The first glance at the first document on the list (click at left) should have sent up warning flares: centered headlines, proportional Times Roman font, true superscripts, suspiciously tight letterspacing, curly quotes — to assume this page came from the typewriter of a lieutenant colonel in Texas (whose family says he didn’t type) in 1972 took an affirmative suspension of disbelief.

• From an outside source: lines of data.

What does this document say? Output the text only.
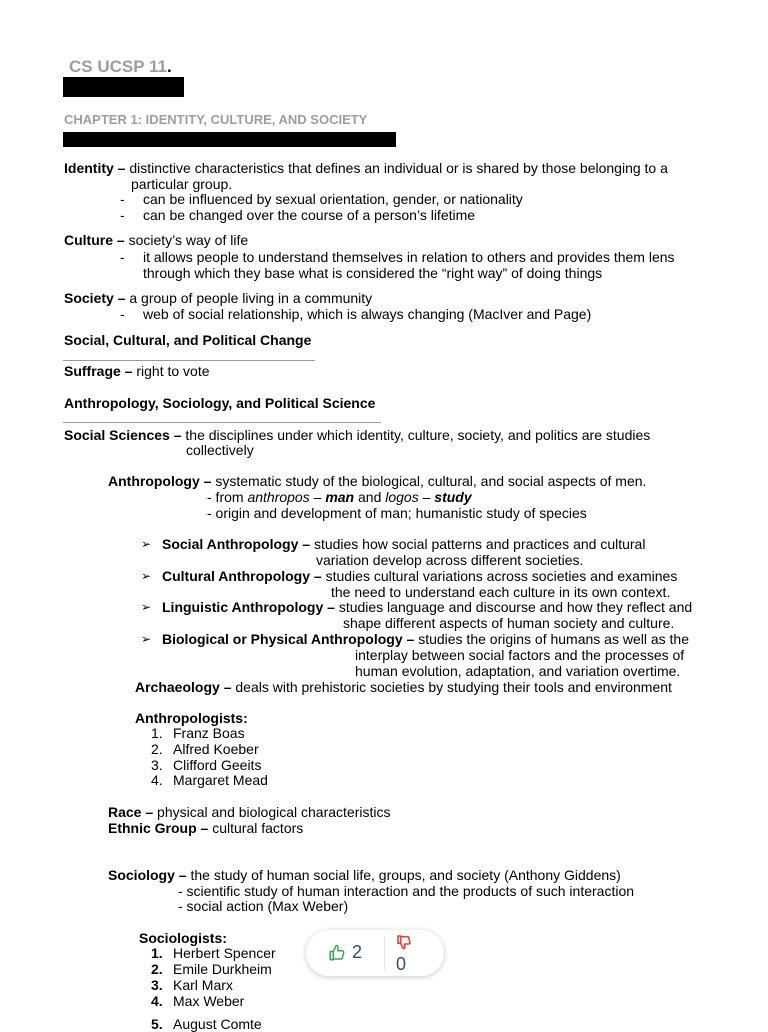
CS UCSP 11.
CHAPTER 1: IDENTITY, CULTURE, AND SOCIETY
Identity – distinctive characteristics that defines an individual or is shared by those belonging to a
particular group.
- can be influenced by sexual orientation, gender, or nationality
- can be changed over the course of a person’s lifetime
Culture – society’s way of life
- it allows people to understand themselves in relation to others and provides them lens
through which they base what is considered the “right way” of doing things
Society – a group of people living in a community
- web of social relationship, which is always changing (MacIver and Page)
Social, Cultural, and Political Change
Suffrage – right to vote
Anthropology, Sociology, and Political Science
Social Sciences – the disciplines under which identity, culture, society, and politics are studies
collectively
Anthropology – systematic study of the biological, cultural, and social aspects of men.
- from anthropos – man and logos – study
- origin and development of man; humanistic study of species
➢ Social Anthropology – studies how social patterns and practices and cultural
variation develop across different societies.
➢ Cultural Anthropology – studies cultural variations across societies and examines
the need to understand each culture in its own context.
➢ Linguistic Anthropology – studies language and discourse and how they reflect and
shape different aspects of human society and culture.
➢ Biological or Physical Anthropology – studies the origins of humans as well as the
interplay between social factors and the processes of
human evolution, adaptation, and variation overtime.
Archaeology – deals with prehistoric societies by studying their tools and environment
Anthropologists:
1. Franz Boas
2. Alfred Koeber
3. Clifford Geeits
4. Margaret Mead
Race – physical and biological characteristics
Ethnic Group – cultural factors
Sociology – the study of human social life, groups, and society (Anthony Giddens)
- scientific study of human interaction and the products of such interaction
- social action (Max Weber)
Sociologists:
1. Herbert Spencer
2. Emile Durkheim
3. Karl Marx
4. Max Weber
5. August Comte
2
0
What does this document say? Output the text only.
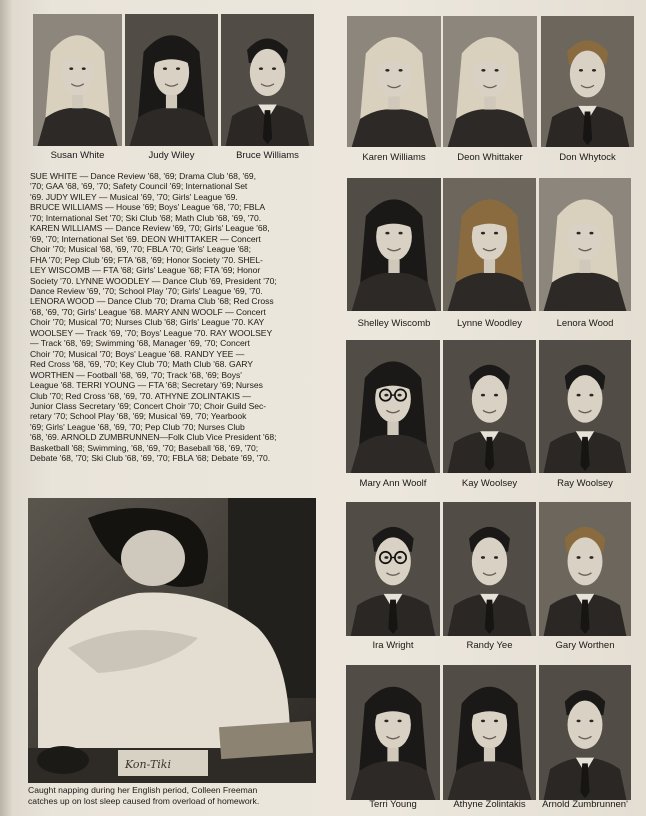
Susan White	Judy Wiley	Bruce Williams	Karen Williams	Deon Whittaker	Don Whytock
Shelley Wiscomb	Lynne Woodley	Lenora Wood
Mary Ann Woolf	Kay Woolsey	Ray Woolsey
Ira Wright	Randy Yee	Gary Worthen
Terri Young	Athyne Zolintakis	Arnold Zumbrunnen'
SUE WHITE — Dance Review '68, '69; Drama Club '68, '69,
'70; GAA '68, '69, '70; Safety Council '69; International Set
'69. JUDY WILEY — Musical '69, '70; Girls' League '69.
BRUCE WILLIAMS — House '69; Boys' League '68, '70; FBLA
'70; International Set '70; Ski Club '68; Math Club '68, '69, '70.
KAREN WILLIAMS — Dance Review '69, '70; Girls' League '68,
'69, '70; International Set '69. DEON WHITTAKER — Concert
Choir '70; Musical '68, '69, '70; FBLA '70; Girls' League '68;
FHA '70; Pep Club '69; FTA '68, '69; Honor Society '70. SHEL-
LEY WISCOMB — FTA '68; Girls' League '68; FTA '69; Honor
Society '70. LYNNE WOODLEY — Dance Club '69, President '70;
Dance Review '69, '70; School Play '70; Girls' League '69, '70.
LENORA WOOD — Dance Club '70; Drama Club '68; Red Cross
'68, '69, '70; Girls' League '68. MARY ANN WOOLF — Concert
Choir '70; Musical '70; Nurses Club '68; Girls' League '70. KAY
WOOLSEY — Track '69, '70; Boys' League '70. RAY WOOLSEY
— Track '68, '69; Swimming '68, Manager '69, '70; Concert
Choir '70; Musical '70; Boys' League '68. RANDY YEE —
Red Cross '68, '69, '70; Key Club '70; Math Club '68. GARY
WORTHEN — Football '68, '69, '70; Track '68, '69; Boys'
League '68. TERRI YOUNG — FTA '68; Secretary '69; Nurses
Club '70; Red Cross '68, '69, '70. ATHYNE ZOLINTAKIS —
Junior Class Secretary '69; Concert Choir '70; Choir Guild Sec-
retary '70; School Play '68, '69; Musical '69, '70; Yearbook
'69; Girls' League '68, '69, '70; Pep Club '70; Nurses Club
'68, '69. ARNOLD ZUMBRUNNEN—Folk Club Vice President '68;
Basketball '68; Swimming, '68, '69, '70; Baseball '68, '69, '70;
Debate '68, '70; Ski Club '68, '69, '70; FBLA '68; Debate '69, '70.
Kon-Tiki
Caught napping during her English period, Colleen Freeman
catches up on lost sleep caused from overload of homework.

There must be someone at CBS old enough to remember typewritten manuscript and to have been skeptical about these pages, especially in light of the many stylistic errors and the fact that so many other parts of the story are shaky.
As tracked by Mickey Kaus in Slate, many smart blogs like the formidable FlounderCraft, Powerline and Little Green Footballs started picking the documents apart the moment they hit the airwaves, and of course the inevitable conspiracy theories have sprung up blaming dark forces for the confusion.
Unindicted co-conspirators like the Boston Globe have been caught shaving the truth, and competitors like Investors Business Daily and ABC News have helpfully pointed out that “questions are being raised.”
Who cares what either candidate did thirty years ago? Whichever side you’re on in the presidential contest, it’s fun to see the pompous, improvident grandsons of Murrow get caught with their thumbs on the scale by a posse of bloggers in their pajamas. I love the Internet.